The first and, in my opinion, best Wombles book contains this sweet and heart-warming little tale. Their Christmas celebrations are charming, very like our own in some ways, and yet uniquely Womble. Mr Smith's story is understated and sad. It is the only time you will see a Womble invite a human being to the burrow, because Christmas is really a very special time indeed.
'Of course, some Wombles say among themselves that before the great gift hunt starts Tobermory and Great Uncle Bulgaria have been seen to slip out with loaded baskets in their paws on the evening beforehand. But naturally this rumour is kept from the youngest Wombles and the fact remains that they always do find something.'
Elisabeth Beresford, The Wombles (Bloomsbury, 2010), p.106.
'Matthew Insists on Puffed Sleeves' from Anne of Green Gables by L.M. Montgomery
Novel Excerpt (1908)
Matthew Cuthbert finds the courage to buy Anne the fashionable dress she craves, despite his sister Marilla's disapproval and his own fear of the deed.
This is one of my very favourite books, and it seems time to include another really great classic in the collection. It holds a similar charm to the likes of Little Women and What Katy Did, but it does come from another time and place (20th-century Canada), and is different in many ways. For me the humour is more accessible, the plot less sentimental and the characters more rounded. In this novel, as with Harry Potter and White Boots, Christmas comes with a massive dose of character development. Again it is shown to be the most special time of year, and if we're getting a bit sick of waiting then perhaps this will remind us that Christmas is about our loved ones, and that receiving is merely a necessary part of giving. Of course, the dress isn't just a dress; it is a symbol of everything that Matthew and Anne have done for each other.
'There were some things Matthew could buy and prove himself no mean bargainer; but he knew he would be at the mercy of shopkeepers when it came to buying a girl's dress.'
L.M. Montgomery, Anne of Green Gables (Wordsworth, 1993), p.181.
'Milly-Molly-Mandy Goes Carol-Singing' by Joyce Lankester Brisley
Illustrations by the author
Short Story (1932)
Milly-Molly-Mandy, Billy Blunt and little-friend-Susan bring joy to the village with their free-of-charge carolling.
What a change in tone from Adrian Mole! As I was re-reading the story, after many years, I thought Millicent Margaret Amanda and the rest of the gang should take money for charity; then it occurred to me that in their world, there are no needy people. These stories are simple, easy to read and perfectly charming. They are some of the first that I used to read to myself, and there is a great deal to enjoy, from the idyllic lives of the characters to some innocently dodgy-sounding titles. I have never forgotten the illustration of the three friends singing their carols, but I had forgotten some of the lovely images in the story, such as the description of the Christmas display in Mrs Muggins's shop window and Mother, Grandma and Aunty mixing the Christmas pudding. Sweet, simple and delightful as we wait for the one-week countdown.

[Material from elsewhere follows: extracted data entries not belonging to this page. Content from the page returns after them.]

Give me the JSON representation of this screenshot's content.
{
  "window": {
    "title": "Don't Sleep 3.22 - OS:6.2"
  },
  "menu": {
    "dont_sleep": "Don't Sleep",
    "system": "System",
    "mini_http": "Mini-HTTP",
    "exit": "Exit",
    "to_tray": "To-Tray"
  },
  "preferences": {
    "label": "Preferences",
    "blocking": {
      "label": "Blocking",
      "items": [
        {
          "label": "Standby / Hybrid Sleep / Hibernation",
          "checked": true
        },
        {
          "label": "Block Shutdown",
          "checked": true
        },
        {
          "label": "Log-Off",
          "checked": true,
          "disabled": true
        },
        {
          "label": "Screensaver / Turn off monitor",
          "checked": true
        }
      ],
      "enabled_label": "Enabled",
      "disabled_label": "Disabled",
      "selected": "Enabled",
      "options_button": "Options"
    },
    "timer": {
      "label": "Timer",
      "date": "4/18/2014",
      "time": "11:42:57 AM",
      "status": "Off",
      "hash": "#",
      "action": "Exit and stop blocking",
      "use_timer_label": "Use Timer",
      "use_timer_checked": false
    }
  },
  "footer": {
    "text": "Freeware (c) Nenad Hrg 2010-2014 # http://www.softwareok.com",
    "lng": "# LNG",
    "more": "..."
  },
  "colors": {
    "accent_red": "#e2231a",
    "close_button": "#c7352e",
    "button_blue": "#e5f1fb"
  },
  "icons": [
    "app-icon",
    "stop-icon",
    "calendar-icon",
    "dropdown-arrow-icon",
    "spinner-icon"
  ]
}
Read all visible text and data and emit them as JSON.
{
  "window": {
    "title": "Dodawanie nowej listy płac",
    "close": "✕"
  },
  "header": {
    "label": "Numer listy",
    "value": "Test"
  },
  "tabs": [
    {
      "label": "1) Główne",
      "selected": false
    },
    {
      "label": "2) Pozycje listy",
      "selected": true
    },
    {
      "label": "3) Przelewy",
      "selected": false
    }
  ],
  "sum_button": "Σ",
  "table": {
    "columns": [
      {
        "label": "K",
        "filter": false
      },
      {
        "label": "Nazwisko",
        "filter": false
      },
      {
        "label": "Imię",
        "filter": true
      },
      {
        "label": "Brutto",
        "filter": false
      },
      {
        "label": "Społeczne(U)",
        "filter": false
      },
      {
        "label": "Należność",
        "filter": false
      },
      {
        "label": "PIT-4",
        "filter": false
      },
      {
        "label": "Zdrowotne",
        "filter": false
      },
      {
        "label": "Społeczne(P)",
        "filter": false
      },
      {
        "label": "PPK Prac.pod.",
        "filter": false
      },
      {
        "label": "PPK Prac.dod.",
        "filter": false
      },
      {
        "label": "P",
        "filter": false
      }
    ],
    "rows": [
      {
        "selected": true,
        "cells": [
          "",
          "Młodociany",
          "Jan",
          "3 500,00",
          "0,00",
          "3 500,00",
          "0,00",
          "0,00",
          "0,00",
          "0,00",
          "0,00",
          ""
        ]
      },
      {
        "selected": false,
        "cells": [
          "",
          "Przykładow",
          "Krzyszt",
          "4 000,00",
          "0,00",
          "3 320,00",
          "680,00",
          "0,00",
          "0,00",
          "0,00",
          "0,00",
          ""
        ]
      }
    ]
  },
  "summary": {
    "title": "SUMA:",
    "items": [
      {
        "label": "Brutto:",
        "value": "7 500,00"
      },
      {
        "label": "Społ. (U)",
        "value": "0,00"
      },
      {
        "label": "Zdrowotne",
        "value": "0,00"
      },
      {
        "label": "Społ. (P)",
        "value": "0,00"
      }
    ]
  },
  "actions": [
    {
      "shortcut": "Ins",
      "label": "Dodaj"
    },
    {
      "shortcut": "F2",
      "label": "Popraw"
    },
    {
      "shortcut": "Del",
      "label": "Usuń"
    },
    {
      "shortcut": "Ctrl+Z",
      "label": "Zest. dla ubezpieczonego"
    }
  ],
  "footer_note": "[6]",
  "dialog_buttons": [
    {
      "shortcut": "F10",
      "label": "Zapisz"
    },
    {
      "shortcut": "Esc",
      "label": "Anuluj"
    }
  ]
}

'We could do it outside people's houses on Christmas Eve. Ooh, let's!'
Joyce Lankester Brisley, Further Doings of Milly-Molly-Mandy, The Adventures of Milly-Molly-Mandy (Puffin Books, 1992), p.358.
December 16th-27th from The Growing Pains of Adrian Mole by Sue Townsend
Novel Excerpt (1984)
Adrian takes us through his baby sister's first Christmas, and spends £2.00 on a 'solid gold chain' for Pandora.

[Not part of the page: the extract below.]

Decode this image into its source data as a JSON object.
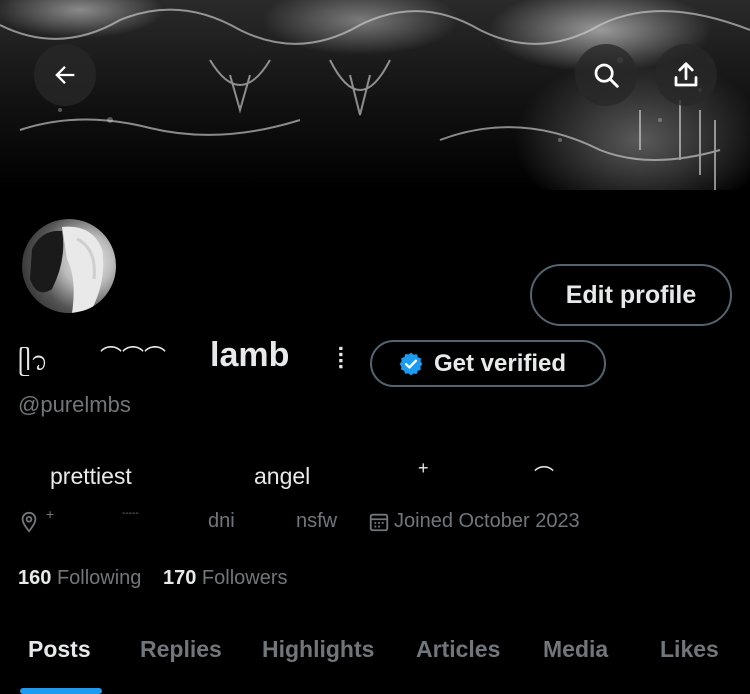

For me, Adrian's second diary is as good as his first, and I think readers of my treasury would enjoy a second dose. Anyway, I would! I was born in the 1980s, and Adrian's list of gifts from Woolworth's - complete with '80s prices - just chokes me up!
'The school's internal Christmas post service is as bad as the GPO's. I posted Pandora a card before assembly but she still hadn't had it by the end of the last lesson.
'I will find out which first-years were on Elf duty today, and severely rebuke them.'
Sue Townsend, Adrian Mole From Minor To Major (Chancellor Press, 1993), p.303.